[05/10/2012] News

La rivoluzione digitale nella penisola che non c’è

Senza investimenti in cultura il decreto crescita 2.0 aumenterà le disuguaglianze tra cittadini

Il bis del decreto Sviluppo è stato approvato ieri dal Consiglio dei ministri, e subito battezzato come decreto crescita 2.0. In attesa che se ne vengano diffusi con maggior precisione i dettagli e che il Parlamento - entro 60 giorni - lo converta definitivamente in legge, il decreto si concentra prevalentemente sull'obiettivo di digitalizzare finalmente la penisola italiana.

Con l'obiettivo di azzerare il divario digitale che affligge l'Italia, il governo pianifica di mobilitare investimenti per 750 milioni di euro: 150 milioni per portare la banda larga alle comunità montane e nei piccoli comuni, e altri 600 milioni per diffonderla nel meridione.
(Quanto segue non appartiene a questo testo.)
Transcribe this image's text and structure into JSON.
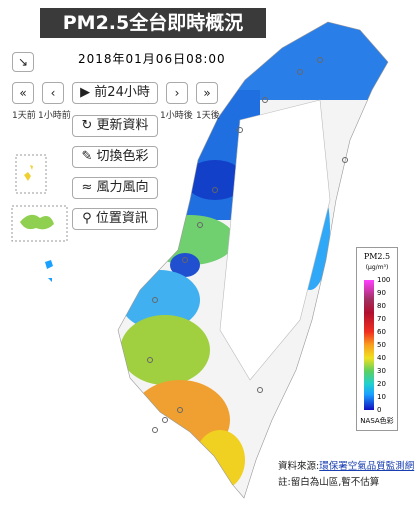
{
  "header": {
    "title": "PM2.5全台即時概況",
    "datetime": "2018年01月06日08:00"
  },
  "controls": {
    "first": "«",
    "prev": "‹",
    "play": "前24小時",
    "next": "›",
    "last": "»",
    "labels": [
      "1天前",
      "1小時前",
      "1小時後",
      "1天後"
    ],
    "buttons": [
      "更新資料",
      "切換色彩",
      "風力風向",
      "位置資訊"
    ]
  },
  "legend": {
    "title": "PM2.5",
    "unit": "(μg/m³)",
    "ticks": [
      100,
      90,
      80,
      70,
      60,
      50,
      40,
      30,
      20,
      10,
      0
    ],
    "range": [
      0,
      100
    ],
    "note": "NASA色彩"
  },
  "footer": {
    "source_label": "資料來源:",
    "source_link": "環保署空氣品質監測網",
    "note": "註:留白為山區,暫不估算"
  }
}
Verrà agevolata la diffusione della banda ultra larga tramite semplificazioni normative e una sforbiciata alle tasse; non è però il dispiegamento di risorse messo in campo (comunque ingente, in tempo di crisi) ad impressionare maggiormente, quanto al pervasività - nelle intenzioni - del provvedimento.

Verranno recepiti i principi contenuti nell'Agenda digitale europea, e il decreto si muove certamente nella direzione giusta: l'internet economy, nel mondo, vale ormai più di 10mila miliardi di dollari, e continuare a rimanere indietro in questo campo sarebbe davvero tragico per l'Italia. Sarebbe un passo avanti anche per la conquista di una maggiore produttività del sistema-Paese, e non è un dato da trascurare.

Tutto bene, dunque, per l'Italia, ma per gli italiani? C'è da chiedersi se siano capaci di affrontare un simile passo avanti, e se non si debba scegliere di lavorare duramente e da subito per rendere i cittadini pronti al cambiamento. Passando velocemente in rassegna alcuni dei provvedimenti contenuti del dl, si vede come - con un investimento necessario pari a 82 milioni di euro l'anno per 10 anni - una delle novità più corpose sia quella del nuovo documento unificato (summa tra carta d'identità elettronica e tessera sanitaria); a seguire, l'implementazione di un fascicolo sanitario elettronico, la digitalizzazione delle cartelle cliniche e, soprattutto delle ricette mediche.

I cittadini ultrasessantacinquenni, in Italia, sono ormai più del 20% della popolazione totale, e sono loro i principali fruitori del sistema sanitario nazionale, loro malgrado. Come riusciranno a rapportarsi con la digitalizzazione della sanità? Non solo: è il 47% degli over50 che, in Italia, afferma di non avere alcuna dimestichezza con computer e rete. Una forma di analfabetismo digitale che è la declinazione informatizzata di quell'80% di italiani che può ancora definirsi analfabeta funzionale.

Non possiamo quindi illuderci che la digitalizzazione dell'Italia non porti con sé anche un aumento delle disuguaglianze tra cittadini, senza che questa sia accompagnata da un massiccio programma di acculturamento, digitale e non, degli italiani. A fine 2011 l'Istat registrava che solo il 58,8% delle famiglie italiane dichiarava di possedere un computer: il 54,4% aveva accesso ad internet, il 45,8% disponeva di un accesso alla banda larga. A meno di non voler ulteriormente accentuare le disuguaglianze sociali ed economiche all'interno dello Stivale tra cittadini di serie A e cittadini di serie B, agli investimenti per ampliare la diffusione della rete è necessario chiedere che venga portato avanti con coraggio un progetto di investimenti in cultura, perché le grandi potenzialità offerte da Internet divengano fruibili dal maggior numero possibile di persone.

Oggi il Corriere della Sera, titola "Facebook, il Continente più giovane" per dare notizia del traguardo del miliardo di utenti (al lordo dei fake) raggiunto dal gigante dei social network. Un etereo continente che non c'è, i cui "cittadini" hanno un'età media di soli 22 anni, e tutti accomunati dalla caratteristica di saper navigare in rete come dote naturale, o quasi. Ecco, non vorremmo che il governo Monti abbia pensato di trovarsi davanti ad un simile continente, progettando l'Italia digitale che verrà: è infatti questa un'Italia che non esiste, ideale, una (pen)isola che non c'è ma che è comunque pronta ad affondare in un mare d'ignoranza se non si interverrà presto per impedire che questo accada.